Our collective fears after the 9/11 terrorist attacks were similar. That singular event, with its 3,000-person death toll and $10 billion cost in property and infrastructure damage, was way out of proportion to every other terrorist attack we have experienced in the history of our planet (although much less damaging than the annual death toll from automobiles, heart disease, or malaria). But instead of regarding it as a singular event unlikely to be repeated anytime soon, people decided it was the new normal. The truth is that the typical terrorist attack looks more like the Boston Marathon bombings: 3 people dead, 264 people injured, and not a lot of ancillary damage. Bathtubs, home appliances, and deer combined kill many more Americans per year on average than do terrorists. But while we seem to be coming out of our collective PTSD reaction to 9/11, we’re still much more fearful of terrorist threats than makes sense, given the actual risk. In general, people are very bad at assessing risk.
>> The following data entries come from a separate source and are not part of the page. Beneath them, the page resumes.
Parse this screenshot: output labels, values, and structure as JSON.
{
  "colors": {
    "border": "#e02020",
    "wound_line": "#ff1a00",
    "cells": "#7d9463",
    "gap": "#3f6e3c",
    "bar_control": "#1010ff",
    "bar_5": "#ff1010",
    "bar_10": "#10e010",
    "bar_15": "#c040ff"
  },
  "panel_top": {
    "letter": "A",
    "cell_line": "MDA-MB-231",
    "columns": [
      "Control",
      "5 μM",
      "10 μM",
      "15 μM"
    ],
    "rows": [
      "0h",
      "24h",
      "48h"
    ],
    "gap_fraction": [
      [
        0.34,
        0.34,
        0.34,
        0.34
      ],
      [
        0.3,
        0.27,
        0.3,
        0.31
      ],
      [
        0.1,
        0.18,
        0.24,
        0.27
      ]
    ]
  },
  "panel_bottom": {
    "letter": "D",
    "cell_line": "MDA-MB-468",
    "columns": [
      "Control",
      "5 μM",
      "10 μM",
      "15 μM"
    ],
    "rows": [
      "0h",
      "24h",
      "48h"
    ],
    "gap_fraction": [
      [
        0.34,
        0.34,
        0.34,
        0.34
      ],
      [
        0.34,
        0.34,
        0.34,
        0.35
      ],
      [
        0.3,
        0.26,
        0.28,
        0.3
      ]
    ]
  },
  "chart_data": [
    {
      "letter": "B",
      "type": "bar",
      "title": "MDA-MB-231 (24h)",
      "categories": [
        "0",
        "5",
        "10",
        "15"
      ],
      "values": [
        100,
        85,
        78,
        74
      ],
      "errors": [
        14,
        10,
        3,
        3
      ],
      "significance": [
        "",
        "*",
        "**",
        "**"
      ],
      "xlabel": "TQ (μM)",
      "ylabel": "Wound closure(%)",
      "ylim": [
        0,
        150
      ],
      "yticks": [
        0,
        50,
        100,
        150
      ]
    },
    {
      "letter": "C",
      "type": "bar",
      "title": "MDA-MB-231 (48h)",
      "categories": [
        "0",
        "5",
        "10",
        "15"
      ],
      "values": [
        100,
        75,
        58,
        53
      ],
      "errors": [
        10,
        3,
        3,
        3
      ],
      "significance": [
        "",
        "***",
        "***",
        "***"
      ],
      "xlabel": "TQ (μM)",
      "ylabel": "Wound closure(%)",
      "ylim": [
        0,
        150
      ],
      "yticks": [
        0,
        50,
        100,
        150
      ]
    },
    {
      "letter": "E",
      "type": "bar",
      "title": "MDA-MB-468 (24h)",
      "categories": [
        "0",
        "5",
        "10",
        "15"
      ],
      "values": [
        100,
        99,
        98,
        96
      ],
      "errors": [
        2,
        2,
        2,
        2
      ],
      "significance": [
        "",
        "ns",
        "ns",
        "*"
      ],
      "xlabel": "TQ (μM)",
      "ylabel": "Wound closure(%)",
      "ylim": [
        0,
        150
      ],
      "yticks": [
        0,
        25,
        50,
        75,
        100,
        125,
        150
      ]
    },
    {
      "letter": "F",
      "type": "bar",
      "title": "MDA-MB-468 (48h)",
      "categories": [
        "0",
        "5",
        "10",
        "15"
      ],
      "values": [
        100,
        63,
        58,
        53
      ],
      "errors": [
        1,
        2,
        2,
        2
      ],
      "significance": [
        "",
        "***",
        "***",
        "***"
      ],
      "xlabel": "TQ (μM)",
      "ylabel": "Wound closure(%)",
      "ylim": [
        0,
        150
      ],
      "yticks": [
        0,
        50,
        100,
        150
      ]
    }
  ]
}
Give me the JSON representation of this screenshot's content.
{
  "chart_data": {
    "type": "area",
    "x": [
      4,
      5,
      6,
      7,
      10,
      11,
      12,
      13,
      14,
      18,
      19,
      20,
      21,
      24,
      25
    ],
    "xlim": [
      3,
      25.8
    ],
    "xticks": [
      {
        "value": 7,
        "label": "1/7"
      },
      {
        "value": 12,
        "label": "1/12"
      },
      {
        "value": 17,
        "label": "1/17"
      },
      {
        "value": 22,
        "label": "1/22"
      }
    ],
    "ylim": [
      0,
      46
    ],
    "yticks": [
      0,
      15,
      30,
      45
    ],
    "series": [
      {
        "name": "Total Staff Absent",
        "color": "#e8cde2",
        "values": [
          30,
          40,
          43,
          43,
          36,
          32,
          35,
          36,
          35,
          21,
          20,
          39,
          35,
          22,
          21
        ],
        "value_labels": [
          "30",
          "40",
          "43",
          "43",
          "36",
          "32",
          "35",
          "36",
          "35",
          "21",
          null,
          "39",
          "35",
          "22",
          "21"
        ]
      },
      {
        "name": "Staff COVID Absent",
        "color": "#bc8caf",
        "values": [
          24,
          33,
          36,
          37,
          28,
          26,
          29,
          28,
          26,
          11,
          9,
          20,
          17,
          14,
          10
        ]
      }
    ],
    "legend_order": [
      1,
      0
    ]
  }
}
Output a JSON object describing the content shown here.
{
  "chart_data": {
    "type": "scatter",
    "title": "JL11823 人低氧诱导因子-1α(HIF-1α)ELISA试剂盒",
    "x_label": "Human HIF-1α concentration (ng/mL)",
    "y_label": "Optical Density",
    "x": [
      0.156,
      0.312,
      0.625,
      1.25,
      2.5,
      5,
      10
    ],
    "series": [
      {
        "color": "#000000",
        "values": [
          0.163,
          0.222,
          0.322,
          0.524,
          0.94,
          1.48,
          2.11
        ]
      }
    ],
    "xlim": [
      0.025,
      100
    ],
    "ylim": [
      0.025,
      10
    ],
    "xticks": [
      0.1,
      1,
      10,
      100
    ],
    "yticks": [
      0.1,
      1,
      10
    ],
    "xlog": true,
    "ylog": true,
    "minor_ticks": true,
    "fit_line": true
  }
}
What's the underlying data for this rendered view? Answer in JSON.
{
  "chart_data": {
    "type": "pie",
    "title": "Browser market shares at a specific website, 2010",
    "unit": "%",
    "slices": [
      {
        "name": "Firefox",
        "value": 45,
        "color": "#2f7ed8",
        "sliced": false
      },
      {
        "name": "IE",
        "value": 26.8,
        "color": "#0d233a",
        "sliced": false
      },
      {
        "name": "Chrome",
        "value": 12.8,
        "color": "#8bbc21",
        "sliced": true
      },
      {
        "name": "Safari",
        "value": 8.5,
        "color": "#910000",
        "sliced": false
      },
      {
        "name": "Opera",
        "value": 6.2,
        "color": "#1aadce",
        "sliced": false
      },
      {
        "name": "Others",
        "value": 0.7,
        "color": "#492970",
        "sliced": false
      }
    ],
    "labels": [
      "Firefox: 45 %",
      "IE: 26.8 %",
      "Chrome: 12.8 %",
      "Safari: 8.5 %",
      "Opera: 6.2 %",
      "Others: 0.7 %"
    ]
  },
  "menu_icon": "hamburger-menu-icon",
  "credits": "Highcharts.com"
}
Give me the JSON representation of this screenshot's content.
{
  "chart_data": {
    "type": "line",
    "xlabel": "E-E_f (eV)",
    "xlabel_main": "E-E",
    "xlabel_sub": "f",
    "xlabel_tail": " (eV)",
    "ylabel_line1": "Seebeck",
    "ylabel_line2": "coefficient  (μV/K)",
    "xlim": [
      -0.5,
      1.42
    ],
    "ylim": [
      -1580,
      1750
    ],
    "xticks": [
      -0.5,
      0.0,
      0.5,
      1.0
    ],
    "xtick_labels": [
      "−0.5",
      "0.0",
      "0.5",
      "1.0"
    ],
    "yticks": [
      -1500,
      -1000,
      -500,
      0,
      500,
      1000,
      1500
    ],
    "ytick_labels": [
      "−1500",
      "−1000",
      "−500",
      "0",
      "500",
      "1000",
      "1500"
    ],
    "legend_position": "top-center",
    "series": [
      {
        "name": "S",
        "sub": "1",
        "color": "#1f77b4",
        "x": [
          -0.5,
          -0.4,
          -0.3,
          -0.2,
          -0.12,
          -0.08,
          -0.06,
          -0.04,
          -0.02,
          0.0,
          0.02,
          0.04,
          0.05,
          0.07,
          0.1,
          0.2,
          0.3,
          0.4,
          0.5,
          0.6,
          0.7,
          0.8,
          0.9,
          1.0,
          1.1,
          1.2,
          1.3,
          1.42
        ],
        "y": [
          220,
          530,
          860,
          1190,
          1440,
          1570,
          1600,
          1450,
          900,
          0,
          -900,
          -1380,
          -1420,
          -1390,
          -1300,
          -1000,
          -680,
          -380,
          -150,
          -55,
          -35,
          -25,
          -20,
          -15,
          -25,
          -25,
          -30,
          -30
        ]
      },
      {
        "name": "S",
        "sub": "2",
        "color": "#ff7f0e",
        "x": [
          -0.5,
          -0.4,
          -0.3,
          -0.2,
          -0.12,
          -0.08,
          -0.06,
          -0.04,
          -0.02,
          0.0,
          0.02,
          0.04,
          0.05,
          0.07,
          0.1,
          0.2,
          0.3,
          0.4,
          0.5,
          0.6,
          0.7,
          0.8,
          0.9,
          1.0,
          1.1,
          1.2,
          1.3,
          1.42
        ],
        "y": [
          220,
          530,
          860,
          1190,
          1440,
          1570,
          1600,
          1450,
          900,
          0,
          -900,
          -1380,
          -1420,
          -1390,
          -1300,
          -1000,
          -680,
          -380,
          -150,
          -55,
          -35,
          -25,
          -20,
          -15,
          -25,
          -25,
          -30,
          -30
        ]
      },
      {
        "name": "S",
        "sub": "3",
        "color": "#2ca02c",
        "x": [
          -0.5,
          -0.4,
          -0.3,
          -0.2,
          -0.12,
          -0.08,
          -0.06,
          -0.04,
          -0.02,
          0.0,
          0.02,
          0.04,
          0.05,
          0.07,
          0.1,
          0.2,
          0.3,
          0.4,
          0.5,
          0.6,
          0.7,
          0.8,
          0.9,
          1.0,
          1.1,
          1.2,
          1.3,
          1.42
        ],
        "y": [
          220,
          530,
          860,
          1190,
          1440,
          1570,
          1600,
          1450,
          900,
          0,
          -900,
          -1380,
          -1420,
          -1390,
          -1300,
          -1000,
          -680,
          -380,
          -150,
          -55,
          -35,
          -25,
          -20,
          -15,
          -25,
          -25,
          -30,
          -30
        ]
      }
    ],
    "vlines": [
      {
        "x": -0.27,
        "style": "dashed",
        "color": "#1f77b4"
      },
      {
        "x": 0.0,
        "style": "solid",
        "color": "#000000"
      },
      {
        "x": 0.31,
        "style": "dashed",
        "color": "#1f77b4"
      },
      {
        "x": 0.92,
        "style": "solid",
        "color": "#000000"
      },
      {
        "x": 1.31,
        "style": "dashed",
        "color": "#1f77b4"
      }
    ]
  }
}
For years, I have been writing about what I call “movie-plot threats”: security threats so outlandish that, while they make great movie plots, are so unlikely that we shouldn’t waste time worrying about them. I coined the term in 2005 to poke fun at all the scary, overly specific terrorism stories the media was peddling: terrorists with scuba gear, terrorists dispersing anthrax from crop dusters, terrorists contaminating the milk supply. My point was twofold. One: we are a species of storytellers, and detailed stories evoke a fear in us that general discussions of terrorism don’t. And two: it makes no sense to defend against specific plots; instead, we should focus more on general security measures that work against any plot. With respect to terrorism, that’s intelligence, investigation, and emergency response. Smart security measures will be different for other threats.
It’s easy to discount the more extreme scenarios in this chapter as movie-plot threats. Individually, some of them probably are. But collectively, these are classes of threat that have precursors in the past and will become more common in the future. Some of them are happening now, to a varying degree of frequency. And while I certainly have the details wrong, the broad outlines are correct. As with fighting terrorism, our goal isn’t to play whack-a-mole and stop a few particularly salient threats, but to design systems from the start that are less likely to be successfully attacked.